Чернец и его товарищи засмеялись.
— Потолковали промеж себя и гайда к Болотникову, народу служить. А господу служить в старости будем, ежели доживем. У тебя нас, монахов, много собралось. От одного Троицы-Сергия человек двадцать. Ну ее к шуту, жизнь монашью! Что мужик тяглый за помещиком, что монастырский служка за игуменом — два лаптя пара, оба в дырьях. Так-то, воевода, и зачал я воевати. Ежели убиен буду, беспременно в рай угожу за все тяготы, ране претерпенные!
Чернец состроил постную физиономию, а глаза веселые. Другие мужики у костра загоготали.
— Вишь свят муж объявился!
— А про женку Аксютку что скажешь?
— Аль и ее с собой в горни высоты захватишь?
— Беспременно захвачу! — ответил чернец-воин и засмеялся.
В беседу вступил пожилой, степенный, сивобородый мужичок.

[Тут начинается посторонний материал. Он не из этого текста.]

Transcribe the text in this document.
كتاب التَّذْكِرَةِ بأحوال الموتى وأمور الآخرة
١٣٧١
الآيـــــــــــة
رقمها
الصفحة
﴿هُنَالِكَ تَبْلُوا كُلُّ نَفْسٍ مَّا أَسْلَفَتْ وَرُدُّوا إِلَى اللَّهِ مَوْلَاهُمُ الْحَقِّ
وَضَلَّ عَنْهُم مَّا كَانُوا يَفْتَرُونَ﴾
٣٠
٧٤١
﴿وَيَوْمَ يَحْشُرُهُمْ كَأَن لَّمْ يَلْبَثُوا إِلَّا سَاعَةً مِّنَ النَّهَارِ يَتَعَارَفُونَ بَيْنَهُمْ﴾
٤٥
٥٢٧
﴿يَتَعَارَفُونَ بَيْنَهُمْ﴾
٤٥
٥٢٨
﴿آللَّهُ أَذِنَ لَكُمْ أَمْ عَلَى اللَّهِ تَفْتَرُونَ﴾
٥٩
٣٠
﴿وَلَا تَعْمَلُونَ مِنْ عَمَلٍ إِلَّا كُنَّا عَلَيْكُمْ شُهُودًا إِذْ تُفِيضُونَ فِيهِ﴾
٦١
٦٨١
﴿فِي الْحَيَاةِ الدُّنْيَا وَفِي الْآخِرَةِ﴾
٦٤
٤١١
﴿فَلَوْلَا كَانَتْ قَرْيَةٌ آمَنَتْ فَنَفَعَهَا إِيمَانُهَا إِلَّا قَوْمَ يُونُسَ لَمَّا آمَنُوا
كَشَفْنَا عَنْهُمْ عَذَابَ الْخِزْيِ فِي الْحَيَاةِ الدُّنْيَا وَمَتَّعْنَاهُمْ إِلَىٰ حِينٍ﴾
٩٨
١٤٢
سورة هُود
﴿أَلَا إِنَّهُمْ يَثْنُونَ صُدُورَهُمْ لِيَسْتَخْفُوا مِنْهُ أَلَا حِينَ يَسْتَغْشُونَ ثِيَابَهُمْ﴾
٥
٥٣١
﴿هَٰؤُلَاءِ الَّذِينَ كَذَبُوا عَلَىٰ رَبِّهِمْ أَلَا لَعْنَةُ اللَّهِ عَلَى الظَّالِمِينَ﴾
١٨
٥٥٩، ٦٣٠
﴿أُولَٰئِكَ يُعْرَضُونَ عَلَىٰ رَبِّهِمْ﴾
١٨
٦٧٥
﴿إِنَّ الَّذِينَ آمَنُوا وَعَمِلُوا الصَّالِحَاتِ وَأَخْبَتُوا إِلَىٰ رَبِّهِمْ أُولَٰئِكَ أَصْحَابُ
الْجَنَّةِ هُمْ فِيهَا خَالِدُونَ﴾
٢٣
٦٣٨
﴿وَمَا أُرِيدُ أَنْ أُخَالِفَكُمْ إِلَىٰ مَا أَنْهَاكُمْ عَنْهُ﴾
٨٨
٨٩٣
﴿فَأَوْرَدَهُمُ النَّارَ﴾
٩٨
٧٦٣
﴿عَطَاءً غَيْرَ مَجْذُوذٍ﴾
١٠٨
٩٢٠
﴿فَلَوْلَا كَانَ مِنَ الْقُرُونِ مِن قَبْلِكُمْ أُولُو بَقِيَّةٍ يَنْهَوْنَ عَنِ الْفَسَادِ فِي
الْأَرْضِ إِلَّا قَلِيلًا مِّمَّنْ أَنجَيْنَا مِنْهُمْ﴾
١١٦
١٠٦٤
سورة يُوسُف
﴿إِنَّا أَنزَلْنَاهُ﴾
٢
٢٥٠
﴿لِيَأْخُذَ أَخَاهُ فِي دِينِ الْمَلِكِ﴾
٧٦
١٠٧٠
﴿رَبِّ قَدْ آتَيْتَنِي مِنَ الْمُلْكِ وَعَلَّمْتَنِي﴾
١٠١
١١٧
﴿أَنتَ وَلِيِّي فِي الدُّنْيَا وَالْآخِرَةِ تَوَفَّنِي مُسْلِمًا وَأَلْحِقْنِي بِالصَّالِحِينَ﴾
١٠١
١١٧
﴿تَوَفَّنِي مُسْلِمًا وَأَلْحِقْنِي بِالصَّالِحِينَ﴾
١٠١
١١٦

— Воевода! Чли мы грамоты твои. Иные надо, позабористей! Царь Шуйский, сам ты знаешь, мыслит у крестьян выход совсем отнять[40]. Царь тот да князья, бояре, дворяне, дети боярские, купчины — все они мужикам, аки горька редька! Всех их взашей гнать надо. А у тебя про дворян да купцов в грамотах не говорено. Вот и яман дело!
— Нет, не яман! Не приспел еще срок всех их взашей гнать. Обождать надо. Вскорости начнем вершить дела инако, — пообещал Болотников, подмигнув собеседнику и хлопнув его дружески по плечу.
Он собрался уходить. Не тут-то было! Его окликнул еще ратник, невзрачный, тощий парень, с задумчивым, грустным лицом, оружейник из Тулы, крестьянин родом.
— Воевода, обожди малость! Когда мы отсель выбивали ворога, я и иные многие видели, как ты, пример нам показуя, кистенем да саблей угощал супостатов. А за тобой и вьюнош твой мчал на коне, саблей орудовал, — лицо парня преобразилось, стало значительным, настойчивым. — Токмо вот те наш сказ: поберегись! Впредь не при в самую гущу! Нас громада, ты один, воевода, глава наш. Ты мысли, как супротивников бить да приказы давай, а мы ворогов глушить будем. Неровен час, порушат тебя, что нам тогда делать? Берегись, а мы уж тебя не выдадим! Мир, одно слово, за тебя! Великое дело мир! Крестьяне всколыхнулися, тысячи многие, а ты над ими воеводствуешь — это понимать надо!